The bill is one of a raft of social reforms pushed by the government of leftist President Gustavo Petro and follows hot on the heels of health and labor reform proposals.
Petro's coalition has a majority in Congress, though the health reform has caused friction with some legislative allies and led to the exit of one member of Petro's Cabinet.
The pensions bill would enshrine a range of contribution regimes depending on income and contains a proposal to guarantee a basic monthly income of 223,000 Colombian pesos ($46) for people who have not managed to secure a pension.
Under the bill, workers earning up to three times the minimum wage - about $724 per month - would have to pay their contributions into state pension fund Colpensiones.
People earning more than that could pay contributions on amounts exceeding the three-times minimum wage to a private fund, while those earning more than four times the minimum wage would be required to contribute to a so-called solidarity fund.
Just one in four Colombians currently reaches the minimum number of working weeks in formal employment required to receive a pension, Labor Minister Gloria Ines Ramirez said on Tuesday, saying the bill would "extend this right to many more."

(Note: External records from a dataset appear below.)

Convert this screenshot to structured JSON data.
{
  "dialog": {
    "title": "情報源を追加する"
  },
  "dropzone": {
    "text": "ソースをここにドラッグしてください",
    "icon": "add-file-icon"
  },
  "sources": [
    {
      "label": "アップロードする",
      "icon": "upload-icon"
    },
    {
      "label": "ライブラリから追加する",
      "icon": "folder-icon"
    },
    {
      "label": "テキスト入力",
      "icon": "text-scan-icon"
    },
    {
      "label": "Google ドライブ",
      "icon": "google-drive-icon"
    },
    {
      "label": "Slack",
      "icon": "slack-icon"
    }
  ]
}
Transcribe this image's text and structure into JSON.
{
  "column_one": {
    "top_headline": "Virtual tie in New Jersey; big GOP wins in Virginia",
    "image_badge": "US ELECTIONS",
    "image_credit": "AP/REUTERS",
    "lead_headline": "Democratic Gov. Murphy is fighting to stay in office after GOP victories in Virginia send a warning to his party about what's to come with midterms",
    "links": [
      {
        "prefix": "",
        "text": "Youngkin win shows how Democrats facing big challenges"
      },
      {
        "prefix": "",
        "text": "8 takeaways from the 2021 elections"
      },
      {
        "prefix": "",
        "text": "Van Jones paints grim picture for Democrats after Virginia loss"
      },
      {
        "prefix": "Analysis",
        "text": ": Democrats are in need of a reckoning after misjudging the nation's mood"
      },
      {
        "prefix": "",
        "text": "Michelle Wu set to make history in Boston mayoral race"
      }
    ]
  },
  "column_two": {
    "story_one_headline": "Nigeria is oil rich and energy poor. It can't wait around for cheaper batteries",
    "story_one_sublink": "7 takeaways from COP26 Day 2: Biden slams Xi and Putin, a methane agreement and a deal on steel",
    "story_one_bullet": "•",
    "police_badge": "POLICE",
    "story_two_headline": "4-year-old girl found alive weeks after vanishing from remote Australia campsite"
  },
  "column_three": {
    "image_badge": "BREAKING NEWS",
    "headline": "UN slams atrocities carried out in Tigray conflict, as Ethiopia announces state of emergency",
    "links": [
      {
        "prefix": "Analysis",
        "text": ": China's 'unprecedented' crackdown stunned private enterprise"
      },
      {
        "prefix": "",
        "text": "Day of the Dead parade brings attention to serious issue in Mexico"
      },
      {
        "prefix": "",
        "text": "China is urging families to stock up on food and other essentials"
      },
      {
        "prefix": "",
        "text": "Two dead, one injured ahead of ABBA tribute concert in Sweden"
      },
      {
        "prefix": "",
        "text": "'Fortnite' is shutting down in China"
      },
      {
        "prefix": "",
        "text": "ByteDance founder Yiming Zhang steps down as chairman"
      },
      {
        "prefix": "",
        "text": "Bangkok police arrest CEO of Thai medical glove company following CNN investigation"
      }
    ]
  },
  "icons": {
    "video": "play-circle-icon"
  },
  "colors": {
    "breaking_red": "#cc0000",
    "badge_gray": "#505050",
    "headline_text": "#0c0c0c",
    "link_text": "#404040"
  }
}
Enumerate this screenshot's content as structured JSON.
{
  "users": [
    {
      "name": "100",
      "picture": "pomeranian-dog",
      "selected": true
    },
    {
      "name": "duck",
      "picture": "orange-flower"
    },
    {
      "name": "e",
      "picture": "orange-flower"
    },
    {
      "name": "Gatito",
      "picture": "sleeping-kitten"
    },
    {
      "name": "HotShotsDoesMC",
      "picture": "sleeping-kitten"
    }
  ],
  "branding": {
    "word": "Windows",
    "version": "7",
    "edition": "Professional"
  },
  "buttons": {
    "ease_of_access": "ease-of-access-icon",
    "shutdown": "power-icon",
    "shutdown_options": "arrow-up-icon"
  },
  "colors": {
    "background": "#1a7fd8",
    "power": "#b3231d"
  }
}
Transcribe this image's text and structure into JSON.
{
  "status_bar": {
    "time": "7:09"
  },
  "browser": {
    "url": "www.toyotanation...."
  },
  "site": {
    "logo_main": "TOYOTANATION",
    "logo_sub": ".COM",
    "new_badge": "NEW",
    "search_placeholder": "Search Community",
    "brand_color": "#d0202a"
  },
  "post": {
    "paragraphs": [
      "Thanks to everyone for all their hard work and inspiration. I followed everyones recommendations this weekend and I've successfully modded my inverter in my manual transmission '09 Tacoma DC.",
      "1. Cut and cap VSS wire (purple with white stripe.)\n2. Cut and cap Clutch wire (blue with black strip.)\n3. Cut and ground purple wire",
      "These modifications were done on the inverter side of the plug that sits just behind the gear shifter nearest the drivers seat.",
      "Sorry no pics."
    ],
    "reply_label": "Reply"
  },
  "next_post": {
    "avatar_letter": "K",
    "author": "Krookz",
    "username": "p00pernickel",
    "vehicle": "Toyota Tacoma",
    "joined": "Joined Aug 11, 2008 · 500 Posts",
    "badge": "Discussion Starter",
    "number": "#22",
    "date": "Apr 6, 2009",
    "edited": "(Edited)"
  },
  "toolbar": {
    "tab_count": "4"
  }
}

Analysts say the reform will affect government financing because a significant flow of money would migrate from private funds - the second-largest holders of Colombia's internal public debt - to Colpensiones.
As of the end of February, private pension funds had 116.2 trillion pesos ($24.2 billion) invested in TES bonds, equivalent to 25% of the Andean country's total internal debt.
After taxes, TES bonds are the second most important source of financing for public spending.
"An aggressive pension reform bill, which could divert considerable flows from (private funds), constitutes a significant fiscal risk for the government's local financing plan," bank Goldman Sachs said in a note, causing TES bonds to fall.
A savings fund holding an initial 20% of contributions received by Colpensiones can be used if needed to shore up the pension system when payouts to certain contributors rise above 1% of gross domestic product, the president's office said in a statement on Wednesday.
"The creation of this system will avoid impacts in the capital market and on acquisitions of TES," it said.
The reform would keep the retirement age at 57 for women and 62 for men.